When the shadows grow longer, many Alzheimer's patients might experience sundowning. Learning how to deal with the agitated behavior and increased activity that are the hallmarks of sundowning can help you be a more effective caregiver.

Alzheimer's can wreck havoc on the mind in countless ways, and many of the symptoms are still not entirely understood. One of those is "sundowning," a symptom that up to 20 percent of people with Alzheimer's might experience.

What is Sundowning?

Sundowning is a symptom of Alzheimer's characterized by a state of confusion and agitation. It occurs at the end of the day and sometimes lasts into the night.

A person with sundowning may be anxious and possibly argumentative. They may be fatigued, but feel the need to be active. They might be frightened and unable to express what they are feeling. They could want to go home, check on their children, or otherwise fulfill responsibilities they have always associated with the late afternoon hours.

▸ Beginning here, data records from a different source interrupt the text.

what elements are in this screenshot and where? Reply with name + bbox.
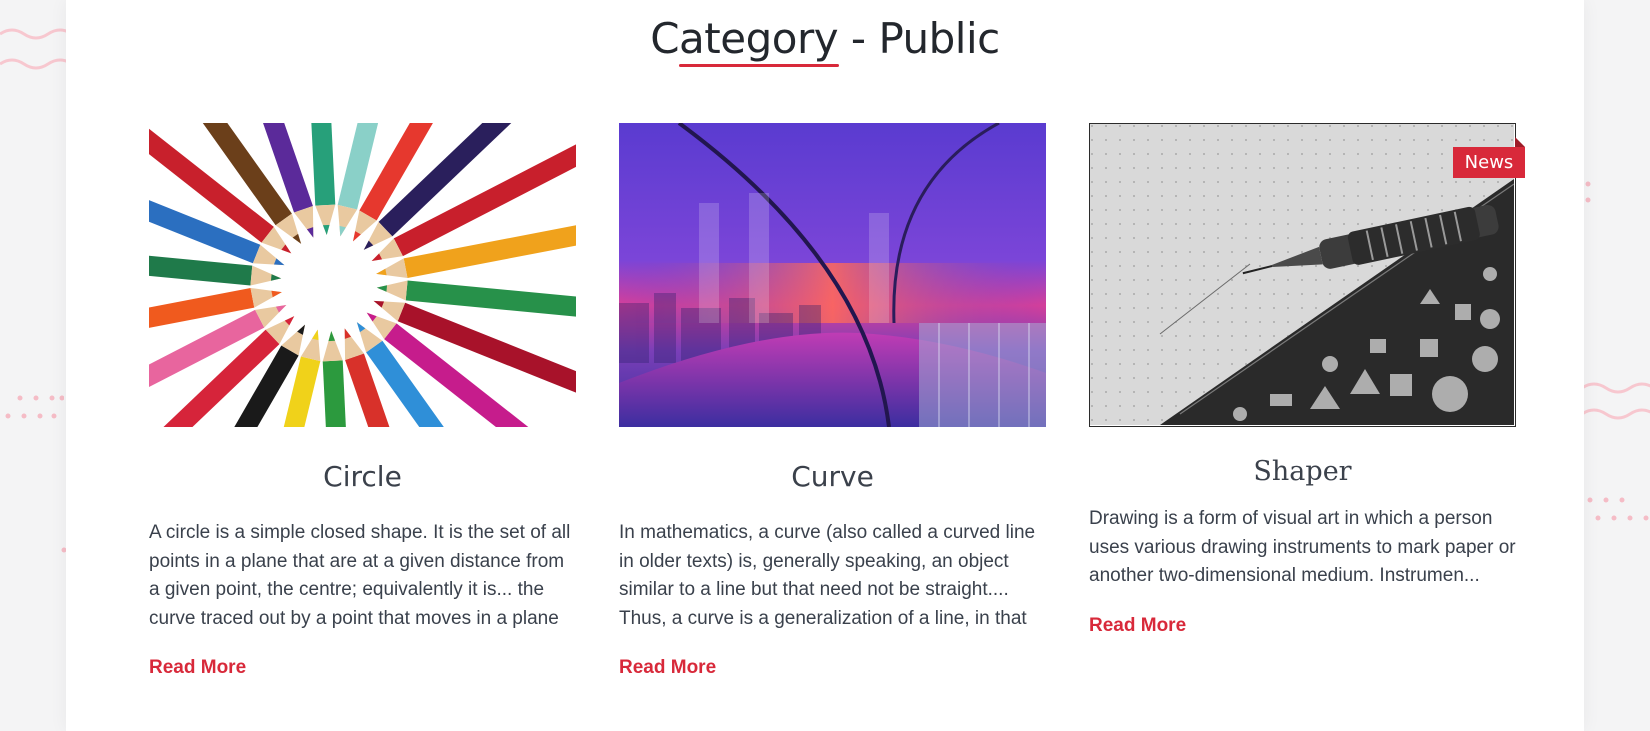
title-underline: [679, 64, 839, 67]
decorative-dots-left: [4, 392, 64, 422]
post-excerpt: In mathematics, a curve (also called a c…: [619, 522, 1036, 637]
post-card-shaper: Shaper Drawing is a form of visual art i…: [1089, 123, 1516, 637]
read-more-link[interactable]: Read More: [149, 657, 246, 679]
colored-pencils-circle-image[interactable]: [149, 123, 576, 427]
post-excerpt: Drawing is a form of visual art in which…: [1089, 508, 1516, 586]
post-excerpt: A circle is a simple closed shape. It is…: [149, 522, 571, 637]
decorative-wave-right: [1582, 380, 1650, 430]
post-title[interactable]: Circle: [149, 457, 576, 497]
technical-pen-stencil-image[interactable]: [1089, 123, 1516, 427]
post-card-circle: Circle A circle is a simple closed shape…: [149, 123, 576, 679]
read-more-link[interactable]: Read More: [1089, 615, 1186, 637]
decorative-dots-right: [1584, 494, 1650, 524]
rainbow-corridor-image[interactable]: [619, 123, 1046, 427]
post-title[interactable]: Curve: [619, 457, 1046, 497]
post-card-curve: Curve In mathematics, a curve (also call…: [619, 123, 1046, 679]
read-more-link[interactable]: Read More: [619, 657, 716, 679]
post-title[interactable]: Shaper: [1089, 453, 1516, 491]
page-title: Category - Public: [650, 14, 1000, 63]
news-badge[interactable]: News: [1453, 147, 1525, 178]
badge-fold: [1515, 137, 1525, 147]
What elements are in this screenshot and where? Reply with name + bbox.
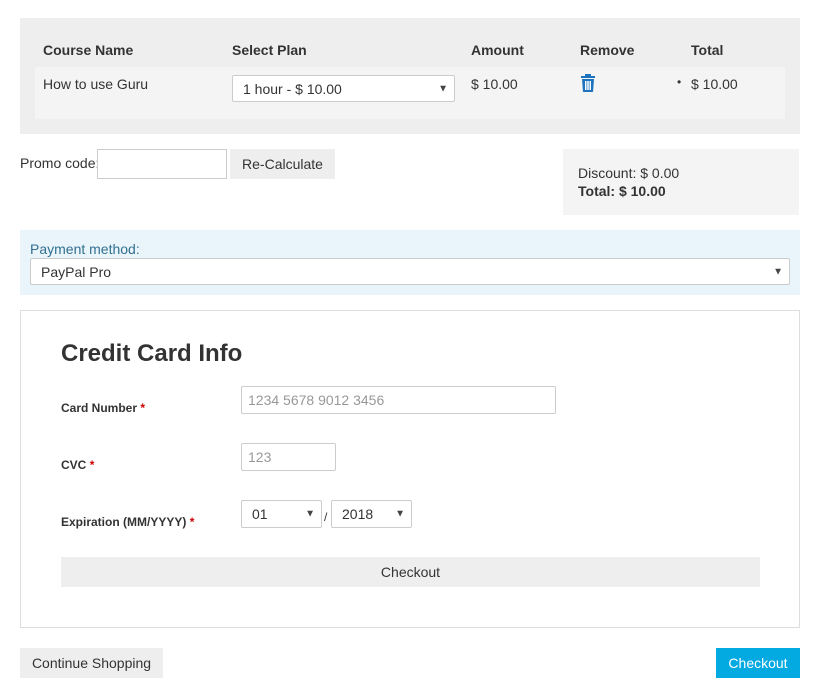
- card-number-label-text: Card Number: [61, 401, 138, 415]
- total-text: Total: $ 10.00: [578, 183, 666, 199]
- plan-select[interactable]: 1 hour - $ 10.00 ▼: [232, 75, 455, 102]
- credit-card-panel: Credit Card Info Card Number * CVC * Exp…: [20, 310, 800, 628]
- credit-card-title: Credit Card Info: [61, 340, 243, 367]
- chevron-down-icon: ▼: [395, 508, 405, 520]
- expiration-label-text: Expiration (MM/YYYY): [61, 515, 187, 529]
- column-header-course-name: Course Name: [43, 42, 134, 58]
- payment-method-value: PayPal Pro: [41, 263, 112, 280]
- trash-icon[interactable]: [580, 74, 596, 92]
- promo-code-input[interactable]: [97, 149, 227, 179]
- cart-table: Course Name Select Plan Amount Remove To…: [20, 18, 800, 134]
- amount-value: $ 10.00: [471, 76, 518, 92]
- payment-method-section: Payment method: PayPal Pro ▼: [20, 230, 800, 295]
- column-header-total: Total: [691, 42, 724, 58]
- card-number-label: Card Number *: [61, 401, 145, 415]
- required-marker: *: [189, 515, 195, 529]
- row-total-value: $ 10.00: [691, 76, 738, 92]
- cvc-label: CVC *: [61, 458, 94, 472]
- expiration-separator: /: [324, 510, 328, 524]
- promo-code-label: Promo code:: [20, 155, 100, 171]
- expiration-year-value: 2018: [342, 506, 374, 522]
- recalculate-button[interactable]: Re-Calculate: [230, 149, 335, 179]
- expiration-month-value: 01: [252, 506, 268, 522]
- column-header-select-plan: Select Plan: [232, 42, 307, 58]
- course-name: How to use Guru: [43, 76, 149, 92]
- column-header-remove: Remove: [580, 42, 635, 58]
- card-number-input[interactable]: [241, 386, 556, 414]
- card-checkout-button[interactable]: Checkout: [61, 557, 760, 587]
- chevron-down-icon: ▼: [305, 508, 315, 520]
- bullet-icon: •: [677, 75, 682, 89]
- checkout-button[interactable]: Checkout: [716, 648, 800, 678]
- required-marker: *: [140, 401, 146, 415]
- plan-select-value: 1 hour - $ 10.00: [243, 80, 342, 97]
- expiration-year-select[interactable]: 2018 ▼: [331, 500, 412, 528]
- expiration-month-select[interactable]: 01 ▼: [241, 500, 322, 528]
- expiration-label: Expiration (MM/YYYY) *: [61, 515, 194, 529]
- order-summary: Discount: $ 0.00 Total: $ 10.00: [563, 149, 799, 215]
- payment-method-label: Payment method:: [30, 241, 140, 257]
- required-marker: *: [89, 458, 95, 472]
- chevron-down-icon: ▼: [773, 266, 783, 277]
- payment-method-select[interactable]: PayPal Pro ▼: [30, 258, 790, 285]
- cvc-input[interactable]: [241, 443, 336, 471]
- discount-text: Discount: $ 0.00: [578, 165, 680, 181]
- continue-shopping-button[interactable]: Continue Shopping: [20, 648, 163, 678]
- cvc-label-text: CVC: [61, 458, 87, 472]
- column-header-amount: Amount: [471, 42, 524, 58]
- chevron-down-icon: ▼: [438, 83, 448, 94]
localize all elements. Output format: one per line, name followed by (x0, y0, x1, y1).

For the caregiver, sundowning can be a difficult time. Your loved one is upset, and you want to fix the problem--but it can be impossible to know what the problem is. Is it any wonder that sundowning can make a caregiver feel frustrated and helpless?

What Causes Sundowning?

There are numerous suggestions as to what causes sundowning. Some researchers believe it is caused by the lower level light in the late afternoon, which prompts patients to believe they have something pressing to do, such as go to work or pick children up from school.

Other research suggests that being overly tired or unable to deal with stressful situations can lead to the hallmark anxiety of sundowning. There is also some speculation that disorientation, or the inability to separate dreams from reality, might play a part.

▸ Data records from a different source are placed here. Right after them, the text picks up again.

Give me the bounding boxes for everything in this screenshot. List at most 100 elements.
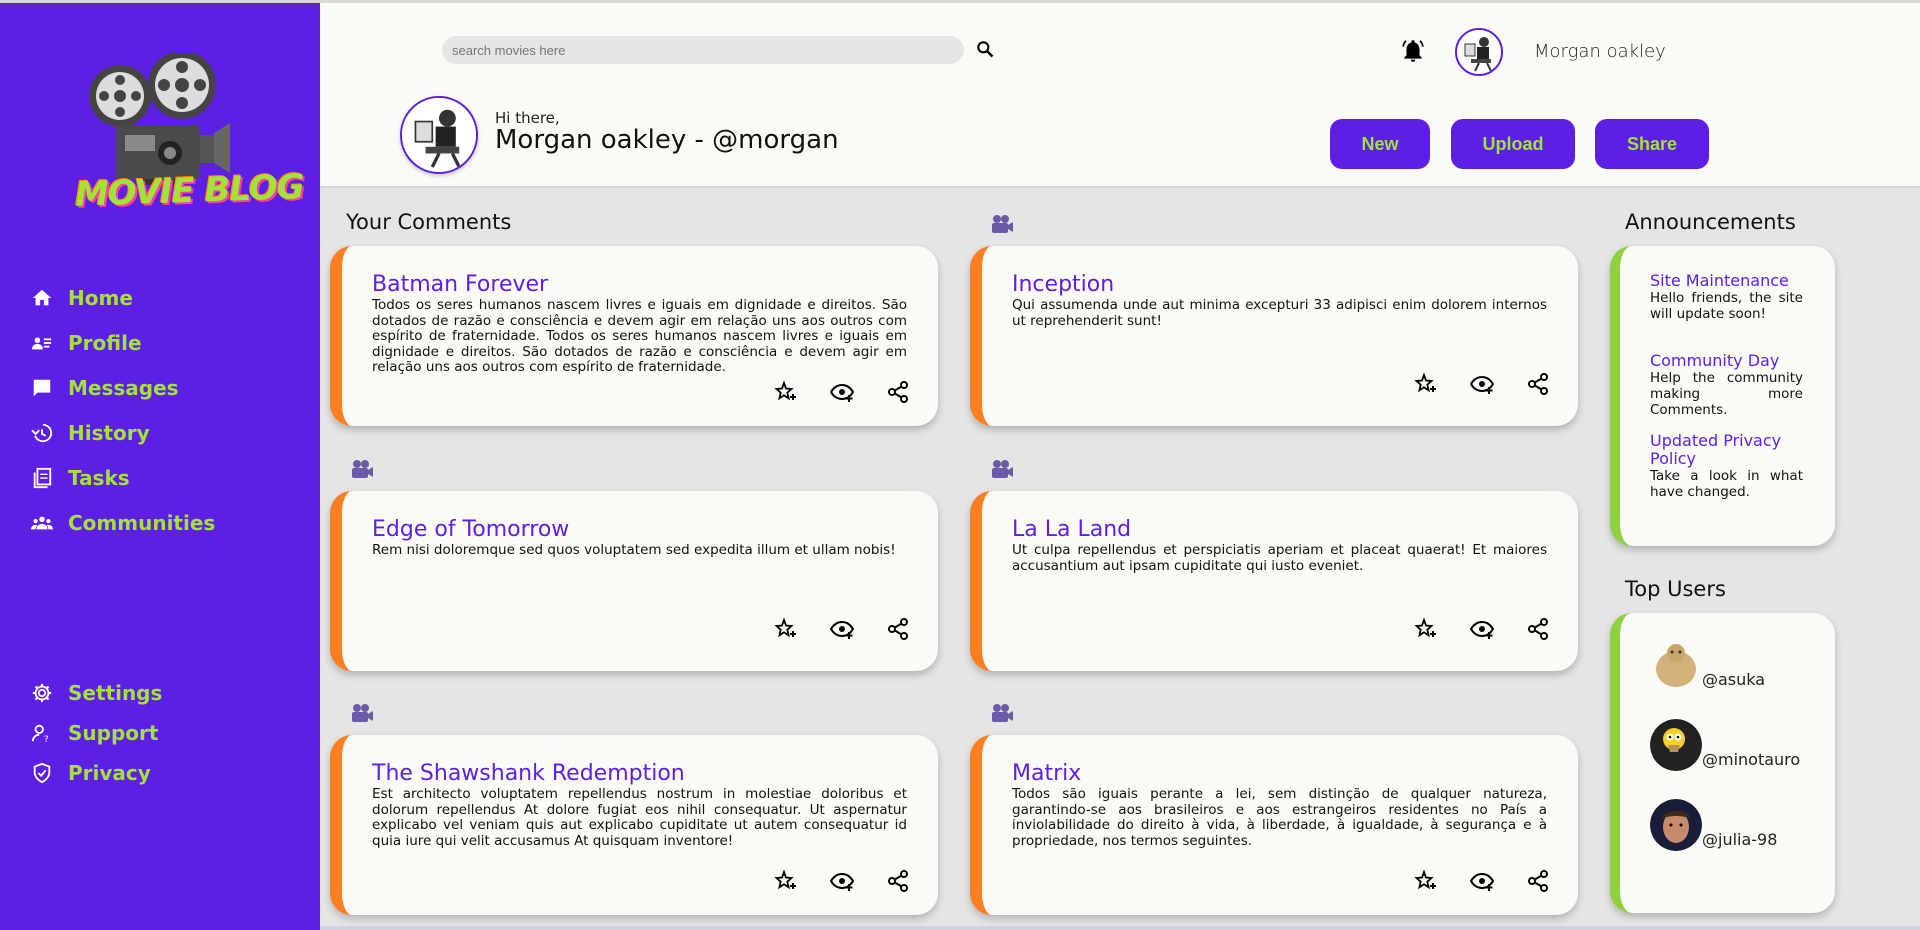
top-users-title: Top Users <box>1625 577 1726 601</box>
watch-add-icon[interactable] <box>830 380 854 404</box>
watch-add-icon[interactable] <box>1470 869 1494 893</box>
card-body: Qui assumenda unde aut minima excepturi … <box>1012 297 1547 329</box>
card-actions <box>1414 372 1550 396</box>
user-item[interactable]: @minotauro <box>1650 719 1800 771</box>
nav-item-tasks[interactable]: Tasks <box>30 455 215 500</box>
user-name[interactable]: Morgan oakley <box>1534 41 1666 62</box>
announcement-item[interactable]: Site Maintenance Hello friends, the site… <box>1650 272 1803 323</box>
camera-icon <box>352 460 373 478</box>
card-title[interactable]: La La Land <box>1012 517 1131 542</box>
share-icon[interactable] <box>1526 869 1550 893</box>
announcement-body: Take a look in what have changed. <box>1650 468 1803 500</box>
main-nav: Home Profile Messages History Tasks Comm… <box>30 275 215 545</box>
card-title[interactable]: The Shawshank Redemption <box>372 761 685 786</box>
share-icon[interactable] <box>1526 372 1550 396</box>
star-add-icon[interactable] <box>774 617 798 641</box>
svg-text:?: ? <box>44 734 49 744</box>
avatar[interactable] <box>1455 28 1503 76</box>
star-add-icon[interactable] <box>774 380 798 404</box>
nav-item-support[interactable]: ? Support <box>30 713 162 753</box>
comments-section-title: Your Comments <box>346 210 512 234</box>
comment-card[interactable]: Edge of Tomorrow Rem nisi doloremque sed… <box>330 491 938 671</box>
bell-icon[interactable] <box>1400 38 1426 64</box>
nav-item-settings[interactable]: Settings <box>30 673 162 713</box>
announcement-title[interactable]: Updated Privacy Policy <box>1650 432 1803 468</box>
card-title[interactable]: Inception <box>1012 272 1114 297</box>
nav-label: Tasks <box>68 465 130 490</box>
card-body: Todos são iguais perante a lei, sem dist… <box>1012 786 1547 849</box>
nav-label: Privacy <box>68 761 151 785</box>
upload-button[interactable]: Upload <box>1451 119 1575 169</box>
top-users-panel: @asuka @minotauro @julia-98 <box>1610 613 1835 913</box>
announcement-body: Hello friends, the site will update soon… <box>1650 290 1803 322</box>
communities-icon <box>30 511 54 535</box>
share-icon[interactable] <box>886 380 910 404</box>
card-body: Ut culpa repellendus et perspiciatis ape… <box>1012 542 1547 574</box>
card-title[interactable]: Edge of Tomorrow <box>372 517 569 542</box>
search-input[interactable] <box>442 36 964 64</box>
announcement-body: Help the community making more Comments. <box>1650 370 1803 418</box>
header: Morgan oakley Hi there, Morgan oakley - … <box>320 0 1920 188</box>
home-icon <box>30 286 54 310</box>
watch-add-icon[interactable] <box>830 617 854 641</box>
tasks-icon <box>30 466 54 490</box>
announcement-title[interactable]: Community Day <box>1650 352 1803 370</box>
card-actions <box>774 380 910 404</box>
camera-icon <box>352 704 373 722</box>
user-avatar[interactable] <box>1650 799 1702 851</box>
user-avatar[interactable] <box>1650 719 1702 771</box>
message-icon <box>30 376 54 400</box>
comment-card[interactable]: Matrix Todos são iguais perante a lei, s… <box>970 735 1578 915</box>
share-button[interactable]: Share <box>1595 119 1709 169</box>
gear-icon <box>30 681 54 705</box>
nav-item-communities[interactable]: Communities <box>30 500 215 545</box>
announcements-panel: Site Maintenance Hello friends, the site… <box>1610 246 1835 546</box>
shield-icon <box>30 761 54 785</box>
nav-label: Home <box>68 285 133 310</box>
watch-add-icon[interactable] <box>1470 617 1494 641</box>
nav-item-profile[interactable]: Profile <box>30 320 215 365</box>
user-handle[interactable]: @minotauro <box>1702 750 1800 769</box>
star-add-icon[interactable] <box>1414 617 1438 641</box>
card-body: Rem nisi doloremque sed quos voluptatem … <box>372 542 896 558</box>
secondary-nav: Settings ? Support Privacy <box>30 673 162 793</box>
nav-item-home[interactable]: Home <box>30 275 215 320</box>
star-add-icon[interactable] <box>1414 372 1438 396</box>
nav-label: Support <box>68 721 159 745</box>
nav-item-messages[interactable]: Messages <box>30 365 215 410</box>
share-icon[interactable] <box>886 869 910 893</box>
comment-card[interactable]: Inception Qui assumenda unde aut minima … <box>970 246 1578 426</box>
user-item[interactable]: @asuka <box>1650 639 1765 691</box>
watch-add-icon[interactable] <box>830 869 854 893</box>
nav-label: Messages <box>68 375 179 400</box>
announcement-title[interactable]: Site Maintenance <box>1650 272 1803 290</box>
new-button[interactable]: New <box>1330 119 1430 169</box>
card-title[interactable]: Batman Forever <box>372 272 548 297</box>
share-icon[interactable] <box>886 617 910 641</box>
user-avatar[interactable] <box>1650 639 1702 691</box>
watch-add-icon[interactable] <box>1470 372 1494 396</box>
nav-item-history[interactable]: History <box>30 410 215 455</box>
card-body: Est architecto voluptatem repellendus no… <box>372 786 907 849</box>
star-add-icon[interactable] <box>1414 869 1438 893</box>
brand-logo-text: MOVIE BLOG <box>74 167 305 215</box>
nav-item-privacy[interactable]: Privacy <box>30 753 162 793</box>
card-body: Todos os seres humanos nascem livres e i… <box>372 297 907 376</box>
nav-label: Settings <box>68 681 163 705</box>
announcement-item[interactable]: Community Day Help the community making … <box>1650 352 1803 419</box>
nav-label: History <box>68 420 150 445</box>
card-title[interactable]: Matrix <box>1012 761 1081 786</box>
greeting-name: Morgan oakley - @morgan <box>495 125 839 155</box>
user-handle[interactable]: @julia-98 <box>1702 830 1777 849</box>
user-handle[interactable]: @asuka <box>1702 670 1765 689</box>
search-icon[interactable] <box>975 39 997 61</box>
share-icon[interactable] <box>1526 617 1550 641</box>
user-item[interactable]: @julia-98 <box>1650 799 1777 851</box>
announcement-item[interactable]: Updated Privacy Policy Take a look in wh… <box>1650 432 1803 501</box>
comment-card[interactable]: The Shawshank Redemption Est architecto … <box>330 735 938 915</box>
comment-card[interactable]: Batman Forever Todos os seres humanos na… <box>330 246 938 426</box>
profile-avatar <box>400 96 478 174</box>
star-add-icon[interactable] <box>774 869 798 893</box>
camera-icon <box>992 704 1013 722</box>
comment-card[interactable]: La La Land Ut culpa repellendus et persp… <box>970 491 1578 671</box>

Tips on Handling Sundowning

There are a few things you can try when sundowning begins. It may take time to find the solution that works best for your loved one, so don't get discouraged. If one approach doesn't work, move on to another one.

  • Don't offer foods containing caffeine or sugar after the morning hours.
  • Plan activities during the day to increase exposure to natural light.
  • A short nap or a period of quiet time in the afternoon might make sundowning less likely.
  • Make certain they are comfortable. Hunger, feeling too hot or cold, or other discomforts can make agitation worse.
  • Keep a nightlight on at night to make it easier for your loved one to relax.
  • Speak to the physician about medical ailments that might contribute to sundowning. Urinary tract infections, allergies, or a simple cold can all play a factor.
  • Give your loved one a private area they can retreat to when they begin to feel overwhelmed.
  • Do not ask for explanations, and avoid being drawn into an argument. These things might only confuse your loved one even more, and that can frustrate both of you.
  • Offer reassurance that everything is fine, everyone is safe, and there is nothing to worry about.

Stay Calm, Loving, and Patient

During a period of sundowning, your loved one may be agitated and upset--but they may have no idea why they feel that way, and the confusion only adds to their frustration. The best thing you can do is simply take a deep breath, stay calm, and offer understanding until the episode passes.